In our study, 47% of the women who received autologous transfusion
avoided homologous transfusion. This result is consistent with the
literature13,17. The rate of autotransfusion in our
cohort (33.1%) is lower than that in other studies of populations at
risk of bleeding. This may be explained by the heterogeneity of our
indications, which argue in favor of our main objective.
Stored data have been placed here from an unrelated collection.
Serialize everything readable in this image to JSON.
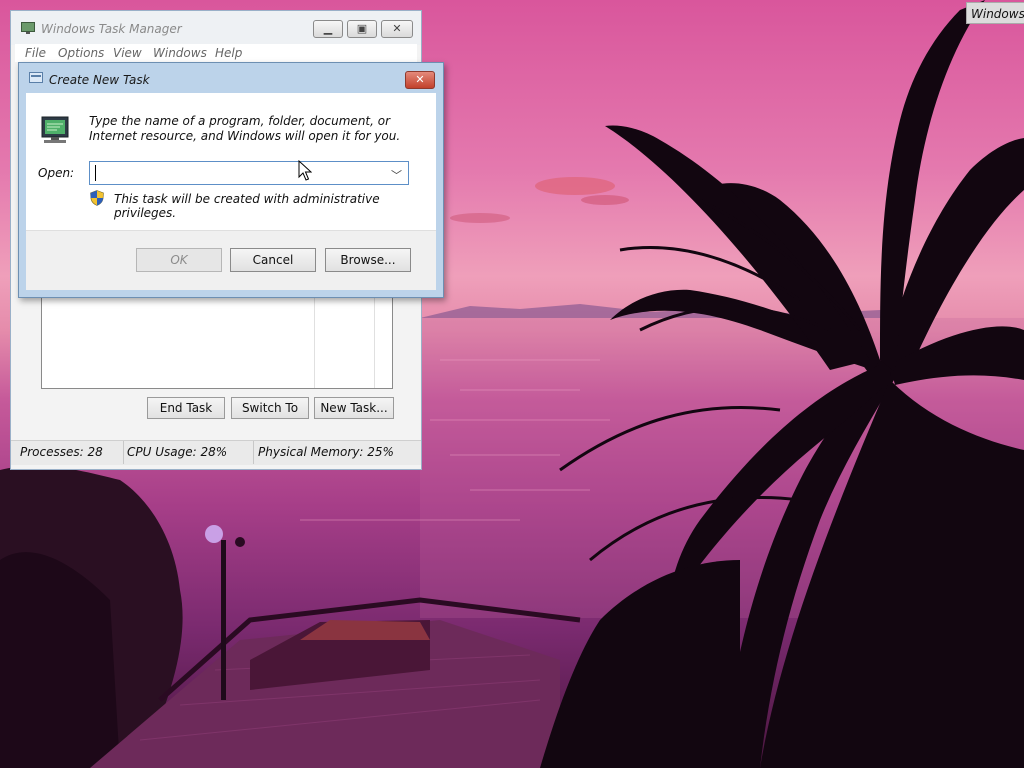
{
  "desktop": {
    "workspace_label": "Windows S"
  },
  "task_manager": {
    "title": "Windows Task Manager",
    "menu": [
      "File",
      "Options",
      "View",
      "Windows",
      "Help"
    ],
    "buttons": {
      "end_task": "End Task",
      "switch_to": "Switch To",
      "new_task": "New Task..."
    },
    "status": {
      "processes": "Processes: 28",
      "cpu_usage": "CPU Usage: 28%",
      "physical_memory": "Physical Memory: 25%"
    }
  },
  "dialog": {
    "title": "Create New Task",
    "instruction": "Type the name of a program, folder, document, or Internet resource, and Windows will open it for you.",
    "open_label": "Open:",
    "open_value": "",
    "admin_note": "This task will be created with administrative privileges.",
    "buttons": {
      "ok": "OK",
      "cancel": "Cancel",
      "browse": "Browse..."
    }
  },
  "icons": {
    "task_manager_app": "monitor-icon",
    "dialog_app": "run-icon",
    "program": "computer-icon",
    "shield": "uac-shield-icon",
    "close": "close-icon",
    "minimize": "minimize-icon",
    "maximize": "maximize-icon",
    "dropdown": "chevron-down-icon",
    "cursor": "mouse-cursor-icon"
  },
  "colors": {
    "dialog_frame": "#bcd3ea",
    "close_button": "#c2412c",
    "combo_border": "#5d8fc7"
  }
}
To help decide more easily when implementing ICS, we studied the
association between the bleeding volume and autotransfusion. We found a
predictive autotransfusion threshold at 936 mL of bleeding, with high
PPV and NPV (77.4% and 95.5%, respectively). This finding is
consistent with the 1000 mL threshold suggested in the review by
Grainger and al.22. However, this volume is less than
the 1500 mL threshold proposed by the French guidelines for the
management of placenta accreta (grade C)15.
Clinical implications
Our study confirms, through a large cohort, the effectiveness of ICS in
patients with placenta accreta spectrum. We also provide a new point of
view about the transfusion management of women with uterine fibroma. In
these patients, it seems justified to plan cesarean section in an
obstetric department equipped with an ICS device.
Postoperative bleeding cannot be anticipated and is likely to occur in
any maternity ward. ICS devices are used mainly in the USA and the UK,
where 49% of obstetric departments were equipped with an ICS device in
201123. In France, several factors are slowing the
uptake of ICS devices, starting with the economic cost. Regular use of
ICS is essential for assessing the abilities of anesthetic and obstetric
teams. However, it is not suitable within the practice of maternity
wards with a smaller volume of deliveries.
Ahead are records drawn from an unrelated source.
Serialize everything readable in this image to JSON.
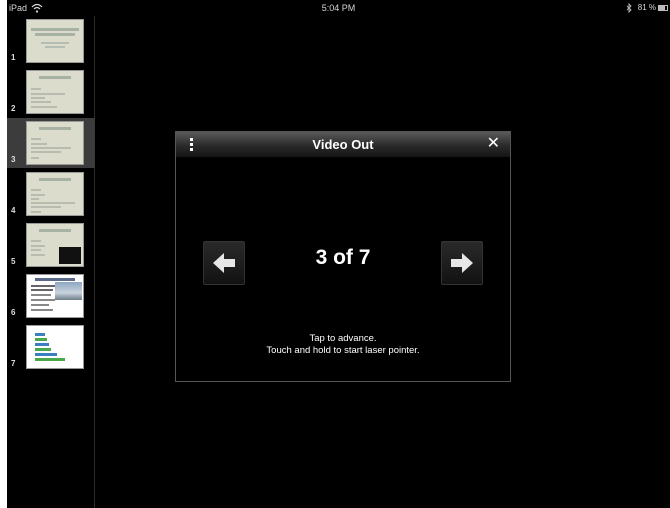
{
  "status_bar": {
    "device": "iPad",
    "time": "5:04 PM",
    "battery": "81 %"
  },
  "sidebar": {
    "slides": [
      {
        "number": "1"
      },
      {
        "number": "2"
      },
      {
        "number": "3",
        "selected": true
      },
      {
        "number": "4"
      },
      {
        "number": "5"
      },
      {
        "number": "6"
      },
      {
        "number": "7"
      }
    ]
  },
  "dialog": {
    "title": "Video Out",
    "counter": "3 of 7",
    "hint_line1": "Tap to advance.",
    "hint_line2": "Touch and hold to start laser pointer."
  },
  "icons": {
    "menu": "menu-icon",
    "close": "close-icon",
    "prev": "left-arrow-icon",
    "next": "right-arrow-icon",
    "wifi": "wifi-icon",
    "bluetooth": "bluetooth-icon",
    "battery": "battery-icon"
  },
  "colors": {
    "background": "#000000",
    "selected_row": "#3c3c3c",
    "thumb_beige": "#dcdccc"
  }
}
In Lille University Hospital’s obstetric department, the
cost-effectiveness of the ICS system is ensured because of a large
number of cesarean sections in women at high risk of bleeding. The CATS
device is provided by Fresenius Health Care Group, which ensures its
maintenance. Each collection kit costs 34 \euro, and the treatment kit
is invoiced at 63 \euro. The average cost for a homologous RBC unit in
our hospital is 193 \euro. The equivalent of 170 autologous RBC units
was transfused during our study. Although we did not design this study
to be a medicoeconomic analysis, our work seems to support the idea that
ICS is cost-effective for cesarean sections in women at high risk of
bleeding, as reported by international studies24,25.
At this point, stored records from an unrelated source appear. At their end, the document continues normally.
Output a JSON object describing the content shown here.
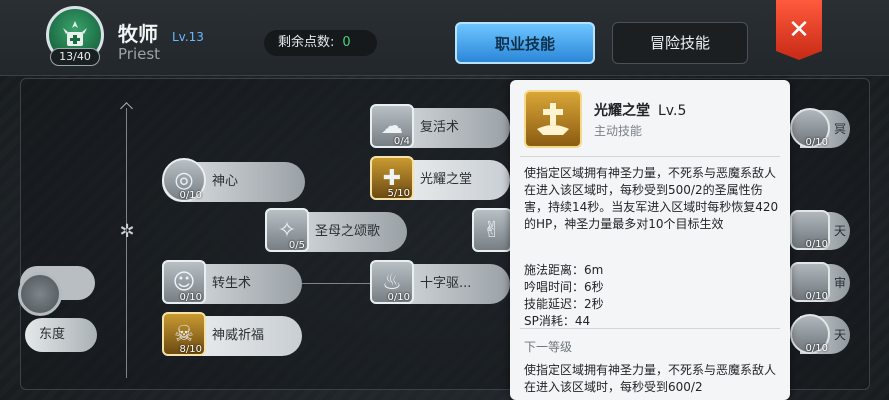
{
  "header": {
    "class_name": "牧师",
    "class_level": "Lv.13",
    "class_name_en": "Priest",
    "job_level": "13/40",
    "points_label": "剩余点数:",
    "points_value": "0",
    "tabs": [
      "职业技能",
      "冒险技能"
    ],
    "close_label": "✕"
  },
  "skills": [
    {
      "name": "复活术",
      "level": "0/4"
    },
    {
      "name": "光耀之堂",
      "level": "5/10"
    },
    {
      "name": "神心",
      "level": "0/10"
    },
    {
      "name": "圣母之颂歌",
      "level": "0/5"
    },
    {
      "name": "转生术",
      "level": "0/10"
    },
    {
      "name": "十字驱...",
      "level": "0/10"
    },
    {
      "name": "神威祈福",
      "level": "8/10"
    }
  ],
  "left": {
    "partial_label": "东度"
  },
  "right": [
    {
      "label": "冥",
      "level": "0/10"
    },
    {
      "label": "天",
      "level": "0/10"
    },
    {
      "label": "审",
      "level": "0/10"
    },
    {
      "label": "天",
      "level": "0/10"
    }
  ],
  "tooltip": {
    "name": "光耀之堂",
    "level": "Lv.5",
    "type": "主动技能",
    "description": "使指定区域拥有神圣力量，不死系与恶魔系敌人在进入该区域时，每秒受到500/2的圣属性伤害，持续14秒。当友军进入区域时每秒恢复420的HP，神圣力量最多对10个目标生效",
    "stats": [
      "施法距离：6m",
      "吟唱时间：6秒",
      "技能延迟：2秒",
      "SP消耗：44"
    ],
    "next_level_label": "下一等级",
    "next_description": "使指定区域拥有神圣力量，不死系与恶魔系敌人在进入该区域时，每秒受到600/2"
  },
  "colors": {
    "accent": "#2b86d8",
    "close": "#e03a22",
    "points": "#49d37a"
  }
}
Team training was fast and our hospital ensures access to ICS 24 h a
day. The estimated assembly time is 3 min.
The implementation of ICS in our department has revolutionized the
management of women suspected of having placenta accreta spectrum.
Before the implementation of ICS, our transfusion strategy for these
patients involved ordering a large number of RBC units from the blood
bank. This led to the loss of vital resources.
Strengths and limitations
This work provides new data in a field with few published studies. As a
clinical study, our findings may provide reassurance about the safety of
ICS in terms of serious adverse effects of autotransfusion, in
particular amniotic fluid embolism. Our study included 5 women with
sickle cell disease (4 homozygous SS and 1 compound heterozygote SC) who
were reinfused safely after ICS. Hemoglobinopathy is listed in some
reports as a contraindication to ICS26,27 but the data
on these patients remain limited. Given the transfusion difficulties
encountered by these patients, most of whom were severely anemic, we
considered it reasonable to offer them ICS. The volume of reinfusion was
often low because of hemolysis of sickle RBCs, but the transfusion
efficiency remained good. Despite the small number of patients in our
study, the absence of autotransfusion side effects is reassuring and
should encourage further study on ICS in this population.
The small number of patients in some of the groups made some of the
analyses impossible. For example, we could not analyze the data for
women with a retroplacental hematoma or hemostatic disorder. In terms of
adverse effects of autotransfusion, we do not conclude on concerns about
alloimmunization because we were enable to collect the necessary data.